You know you’re getting old when your back seizes up, as it did most recently with McGrady, when just dismounting from your hotel bed.
At least before arriving in Atlanta, he has had time to perform all the reality checks.
“I had a long run at being at the top of my game, being well known in this league, doing some amazing things,” he said.
“Unfortunately injuries brought me down. I understand that. I accept that. There’s nothing I could do about it. It was quite simple for me. It’s not like the basketball gods just came and took all my talent. I had injuries that took me away from who I really was.
“That wasn’t going to stop me from getting back on the basketball court, being able to prolong my career.”
Stackhouse describes the philosophy he brings to the Hawks bench one way: “I still feel if I’m the eighth man on the team, I’m the best eighth man in the NBA. If I’m the 11th man I’m the best 11th man in basketball. That’s how you channel your thoughts.”
Befitting his more prominent role, McGrady frames his approach another way: “I consider myself to be an effective player, more than a lot of these guys in the league. I can still play, no doubt about that.”
The Hawks require, especially now with the loss of Al Horford, that some of their relics remain in working order. McGrady in particular. “We’re going to need him,” Johnson said.
They are counting on him to be the vintage Ball jar that could seal tight in a pinch, the rotary phone with a dial tone, the old Sinclair Oil sign that might still gleam if it catches the sun just right.
Meet Tracy McGrady
Born: May 24, 1979. Bartow, Fla.
High dchool: Auburndale (Fla.) High and Mount Zion Christian Academy (Durham, N.C.).
College: None.
Drafted: Ninth overall by Toronto, 1997.
Career arc
1997-2000 Toronto. (192 games, 24.1 minutes per game, 11.0 points per game, 5.5 rebounds per game, 2.5 assists per game).
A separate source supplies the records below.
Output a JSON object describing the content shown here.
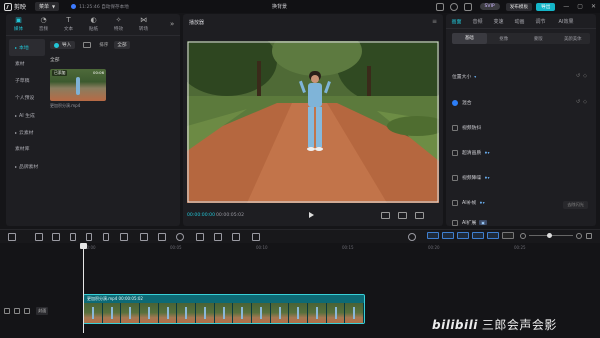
{
  "app": {
    "name": "剪映",
    "menu_label": "菜单",
    "draft_status": "11:25:46 自动保存本地",
    "window_title": "换背景",
    "svip_label": "SVIP",
    "publish_label": "发布模板",
    "export_label": "导出",
    "accent_color": "#22c5d6"
  },
  "toolbar": {
    "tools": [
      {
        "label": "媒体",
        "icon": "media-icon"
      },
      {
        "label": "音频",
        "icon": "audio-icon"
      },
      {
        "label": "文本",
        "icon": "text-icon"
      },
      {
        "label": "贴纸",
        "icon": "sticker-icon"
      },
      {
        "label": "特效",
        "icon": "effects-icon"
      },
      {
        "label": "转场",
        "icon": "transition-icon"
      }
    ]
  },
  "sidebar": {
    "items": [
      {
        "label": "本地",
        "arrow": "▸"
      },
      {
        "label": "素材",
        "arrow": ""
      },
      {
        "label": "子草稿",
        "arrow": ""
      },
      {
        "label": "个人预设",
        "arrow": ""
      },
      {
        "label": "AI 生成",
        "arrow": "▸"
      },
      {
        "label": "云素材",
        "arrow": "▸"
      },
      {
        "label": "素材库",
        "arrow": ""
      },
      {
        "label": "品牌素材",
        "arrow": "▸"
      }
    ]
  },
  "media": {
    "import_label": "导入",
    "sort_label": "排序",
    "filter_label": "全部",
    "group_label": "全部",
    "clip": {
      "badge": "已添加",
      "duration": "00:06",
      "name": "更加积分演.mp4"
    }
  },
  "player": {
    "title": "播放器",
    "current_time": "00:00:00:00",
    "total_time": "00:00:05:02"
  },
  "inspector": {
    "tabs": [
      "画面",
      "音频",
      "变速",
      "动画",
      "调节",
      "AI效果"
    ],
    "subtabs": [
      "基础",
      "抠像",
      "蒙版",
      "美颜美体"
    ],
    "properties": [
      {
        "label": "位置大小",
        "checkbox": false
      },
      {
        "label": "混合",
        "checkbox": true
      },
      {
        "label": "视频防抖",
        "checkbox": false
      },
      {
        "label": "超清画质",
        "checkbox": false
      },
      {
        "label": "视频降噪",
        "checkbox": false
      },
      {
        "label": "AI补帧",
        "checkbox": false
      },
      {
        "label": "AI扩展",
        "checkbox": false
      }
    ],
    "keyframe_button": "去除闪光"
  },
  "timeline": {
    "ruler_labels": [
      "00:00",
      "00:05",
      "00:10",
      "00:15",
      "00:20",
      "00:25"
    ],
    "clip_label": "更加积分演.mp4  00:00:05:02",
    "cover_label": "封面"
  },
  "watermark": {
    "brand": "bilibili",
    "text": "三郎会声会影"
  }
}
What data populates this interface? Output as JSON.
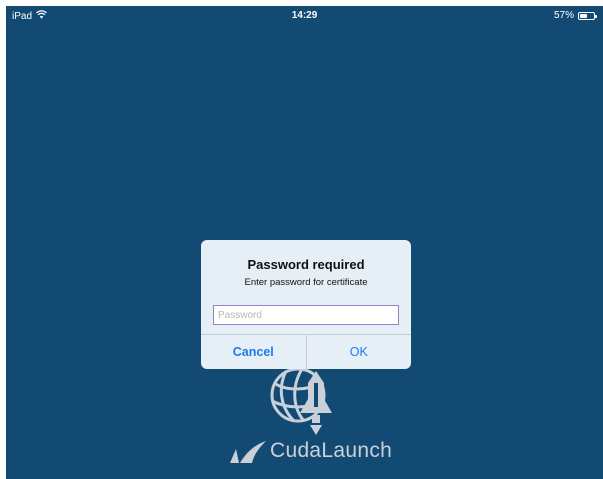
{
  "status_bar": {
    "device": "iPad",
    "time": "14:29",
    "battery_percent_label": "57%",
    "battery_level": 0.57,
    "wifi_icon": "wifi-icon",
    "battery_icon": "battery-icon"
  },
  "dialog": {
    "title": "Password required",
    "message": "Enter password for certificate",
    "password_placeholder": "Password",
    "password_value": "",
    "cancel_label": "Cancel",
    "ok_label": "OK"
  },
  "app": {
    "name": "CudaLaunch",
    "emblem_icon": "globe-rocket-icon",
    "mark_icon": "barracuda-mark-icon"
  },
  "colors": {
    "background": "#134a74",
    "dialog_background": "#e6eef6",
    "button_text": "#1a7bf0",
    "logo": "#c9d0d8"
  }
}
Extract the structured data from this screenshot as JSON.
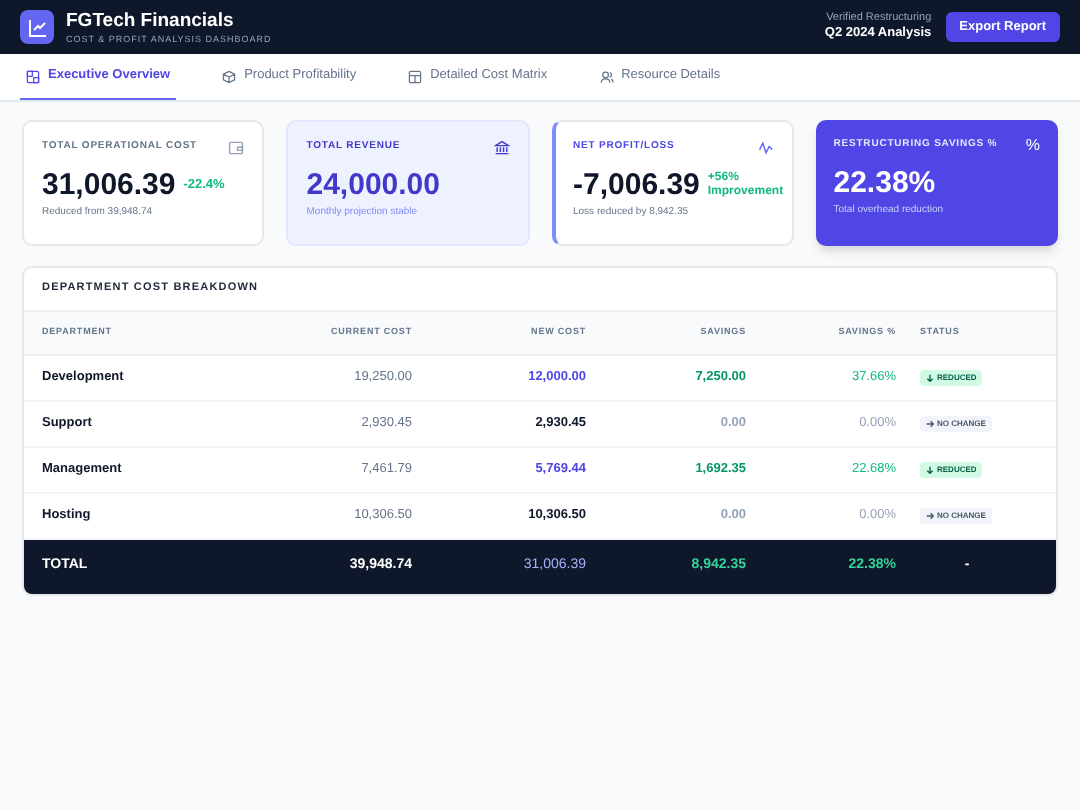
{
  "header": {
    "title": "FGTech Financials",
    "subtitle": "COST & PROFIT ANALYSIS DASHBOARD",
    "note": "Verified Restructuring",
    "period": "Q2 2024 Analysis",
    "button": "Export Report"
  },
  "tabs": [
    {
      "label": "Executive Overview",
      "selected": true
    },
    {
      "label": "Product Profitability",
      "selected": false
    },
    {
      "label": "Detailed Cost Matrix",
      "selected": false
    },
    {
      "label": "Resource Details",
      "selected": false
    }
  ],
  "cards": [
    {
      "kind": "cost",
      "label": "TOTAL OPERATIONAL COST",
      "value": "31,006.39",
      "change": "-22.4%",
      "note": "Reduced from 39,948.74"
    },
    {
      "kind": "revenue",
      "label": "TOTAL REVENUE",
      "value": "24,000.00",
      "note": "Monthly projection stable"
    },
    {
      "kind": "profit",
      "label": "NET PROFIT/LOSS",
      "value": "-7,006.39",
      "change": "+56% Improvement",
      "note": "Loss reduced by 8,942.35"
    },
    {
      "kind": "savings",
      "label": "RESTRUCTURING SAVINGS %",
      "icon_text": "%",
      "value": "22.38%",
      "note": "Total overhead reduction"
    }
  ],
  "table": {
    "title": "DEPARTMENT COST BREAKDOWN",
    "columns": [
      "DEPARTMENT",
      "CURRENT COST",
      "NEW COST",
      "SAVINGS",
      "SAVINGS %",
      "STATUS"
    ],
    "rows": [
      {
        "department": "Development",
        "current": "19,250.00",
        "new": "12,000.00",
        "savings": "7,250.00",
        "pct": "37.66%",
        "status": "REDUCED",
        "kind": "reduced"
      },
      {
        "department": "Support",
        "current": "2,930.45",
        "new": "2,930.45",
        "savings": "0.00",
        "pct": "0.00%",
        "status": "NO CHANGE",
        "kind": "same"
      },
      {
        "department": "Management",
        "current": "7,461.79",
        "new": "5,769.44",
        "savings": "1,692.35",
        "pct": "22.68%",
        "status": "REDUCED",
        "kind": "reduced"
      },
      {
        "department": "Hosting",
        "current": "10,306.50",
        "new": "10,306.50",
        "savings": "0.00",
        "pct": "0.00%",
        "status": "NO CHANGE",
        "kind": "same"
      }
    ],
    "total": {
      "label": "TOTAL",
      "current": "39,948.74",
      "new": "31,006.39",
      "savings": "8,942.35",
      "pct": "22.38%",
      "status": "-"
    }
  }
}
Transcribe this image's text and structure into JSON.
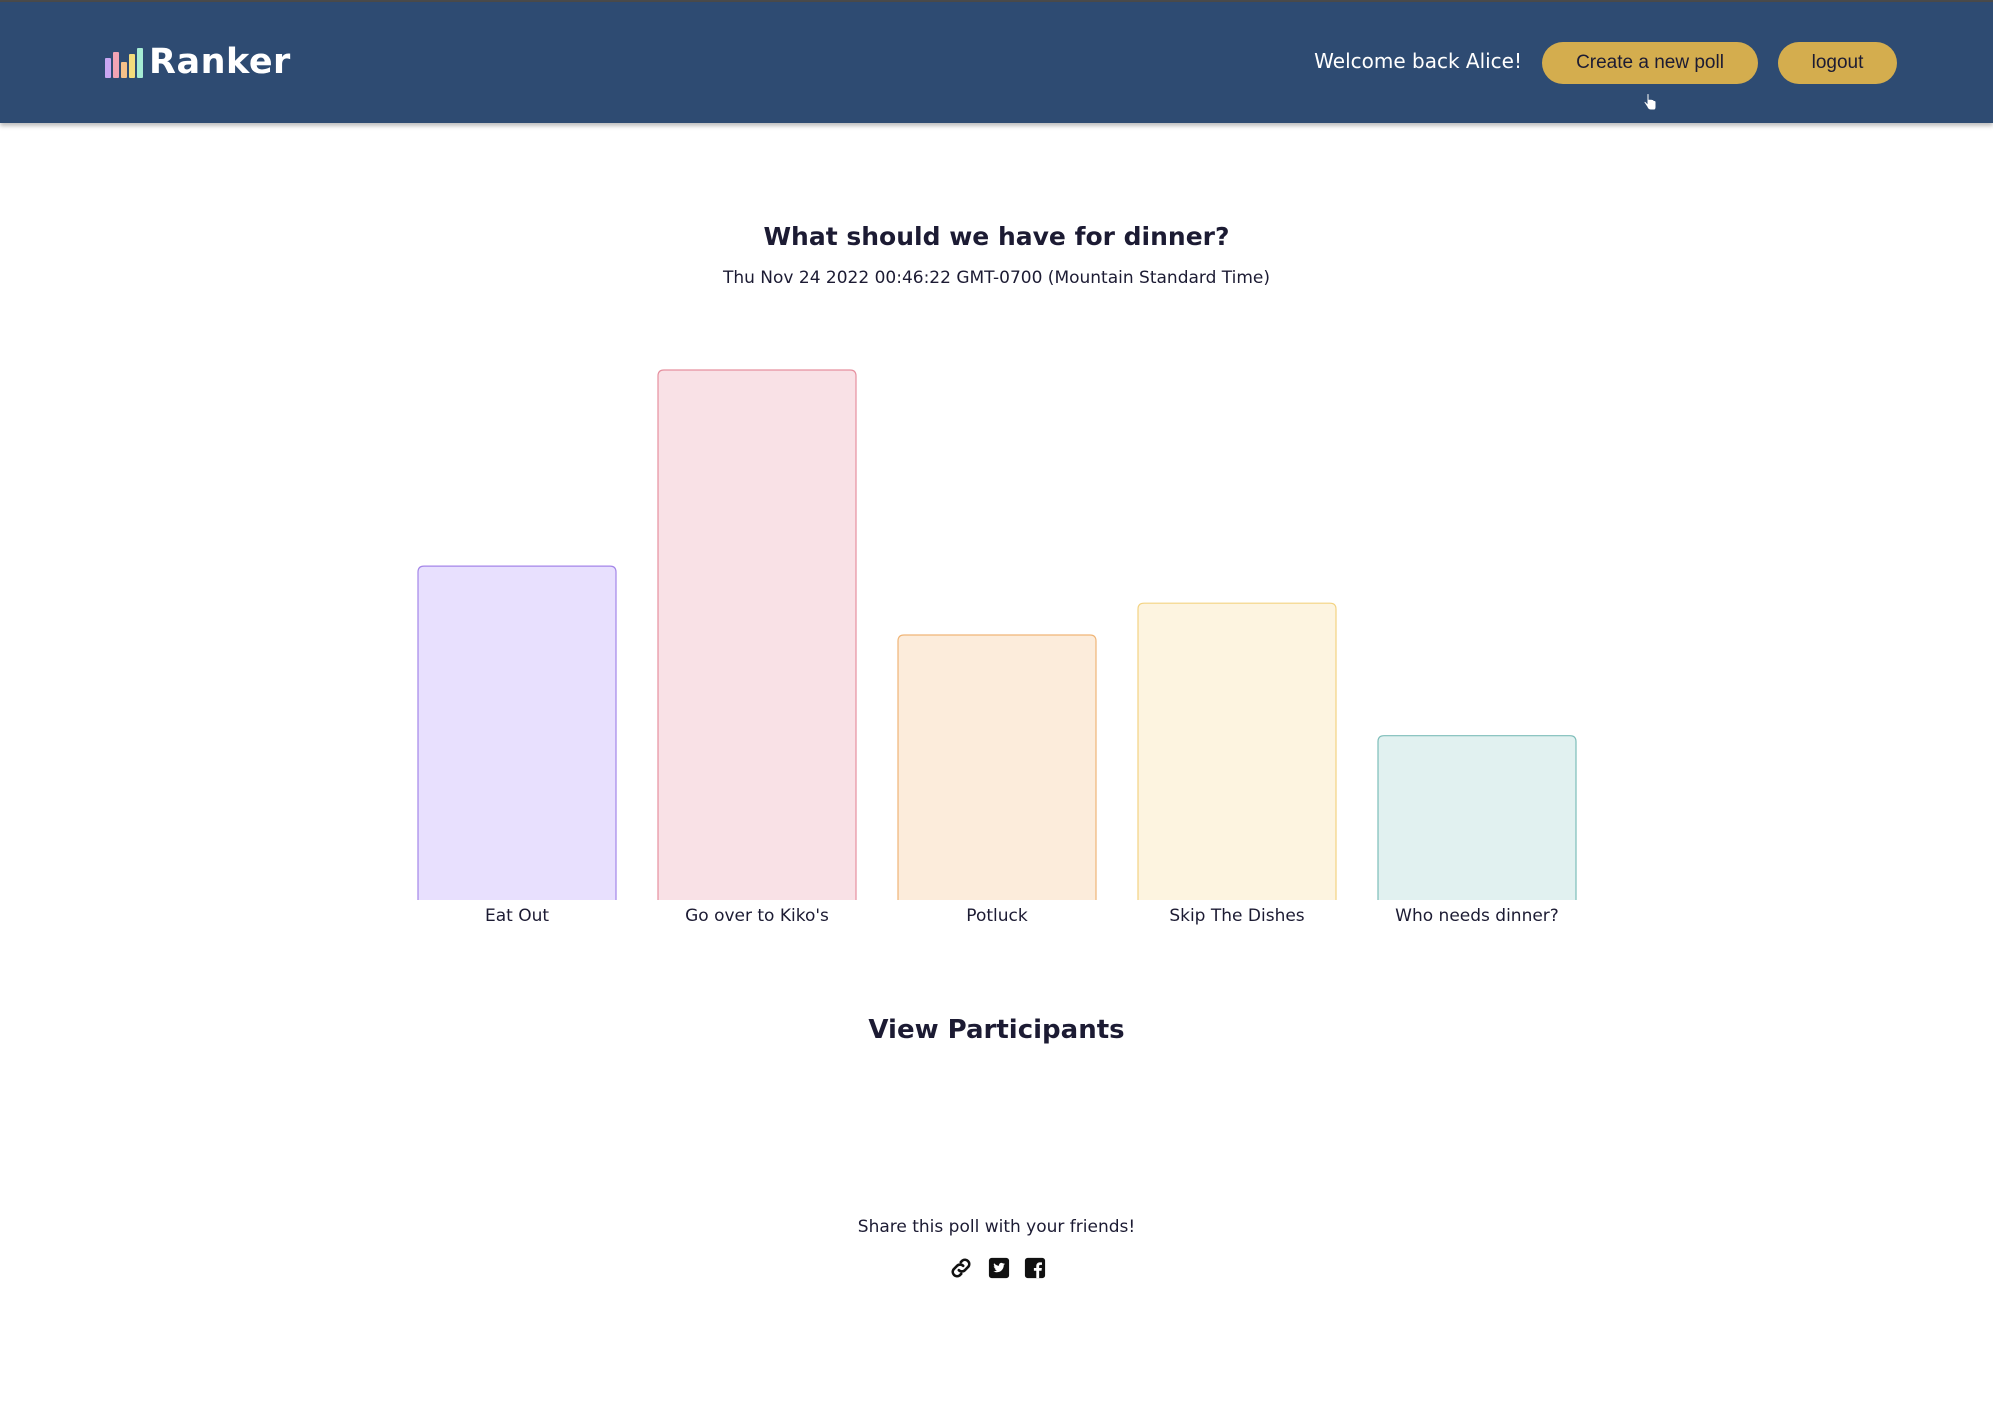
{
  "header": {
    "logo_text": "Ranker",
    "logo_icon": "bar-chart-icon",
    "welcome_text": "Welcome back Alice!",
    "create_button": "Create a new poll",
    "logout_button": "logout",
    "background_color": "#2e4b72",
    "button_color": "#d4ad4e"
  },
  "poll": {
    "title": "What should we have for dinner?",
    "date": "Thu Nov 24 2022 00:46:22 GMT-0700 (Mountain Standard Time)"
  },
  "chart_data": {
    "type": "bar",
    "categories": [
      "Eat Out",
      "Go over to Kiko's",
      "Potluck",
      "Skip The Dishes",
      "Who needs dinner?"
    ],
    "values": [
      0.63,
      1.0,
      0.5,
      0.56,
      0.31
    ],
    "title": "",
    "xlabel": "",
    "ylabel": "",
    "ylim": [
      0,
      1
    ],
    "grid": false,
    "colors": [
      {
        "fill": "#e8e0fe",
        "stroke": "#a486e8"
      },
      {
        "fill": "#f9e1e6",
        "stroke": "#e6909f"
      },
      {
        "fill": "#fcecdb",
        "stroke": "#f0b577"
      },
      {
        "fill": "#fdf4e0",
        "stroke": "#f3d382"
      },
      {
        "fill": "#e1f1f0",
        "stroke": "#7dbdb9"
      }
    ]
  },
  "participants": {
    "title": "View Participants"
  },
  "share": {
    "text": "Share this poll with your friends!",
    "icons": [
      "link-icon",
      "twitter-icon",
      "facebook-icon"
    ]
  }
}
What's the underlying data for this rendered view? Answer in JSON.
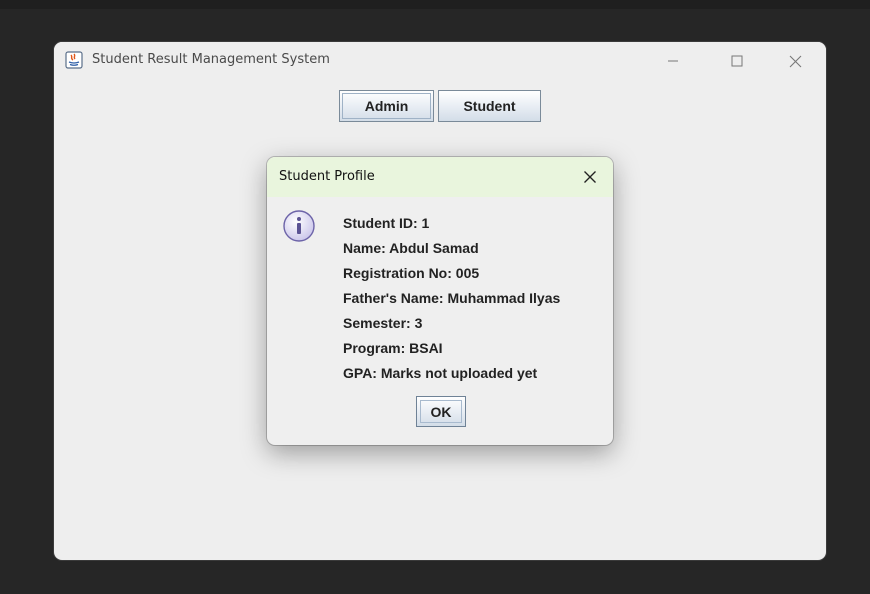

2000-2004 Orlando. (295 g, 39.4 mpg, 28.1 ppg, 7.0 rpg, 5.2 apg).
2004-2010 Houston. (303 g, 32.0 mpg, 22.7 ppg, 5.5 rpg, 5.6 apg).
2010 New York. (24 g, 26.1 mpg, 9.4 ppg, 3.7 rpg, 3.9 apg).
2010-2011 Detroit. (72 g, 23.4 mpg, 8.0 ppg, 3.5 rpg, 3.5 apg).
2011-2012 Atlanta. (11g, 19.1 mpg, 7.6 ppg, 3.7 rpg, 2.1 apg).
Stats before Friday’s game
Career highlights
● Seven consecutive All Star appearances (2001-07).
● Two-time NBA scoring champion (2002-03, 2003-04).
● Most Improved Player Award (2000-01).
● Averaged 28.5 points per game in 38 postseason games.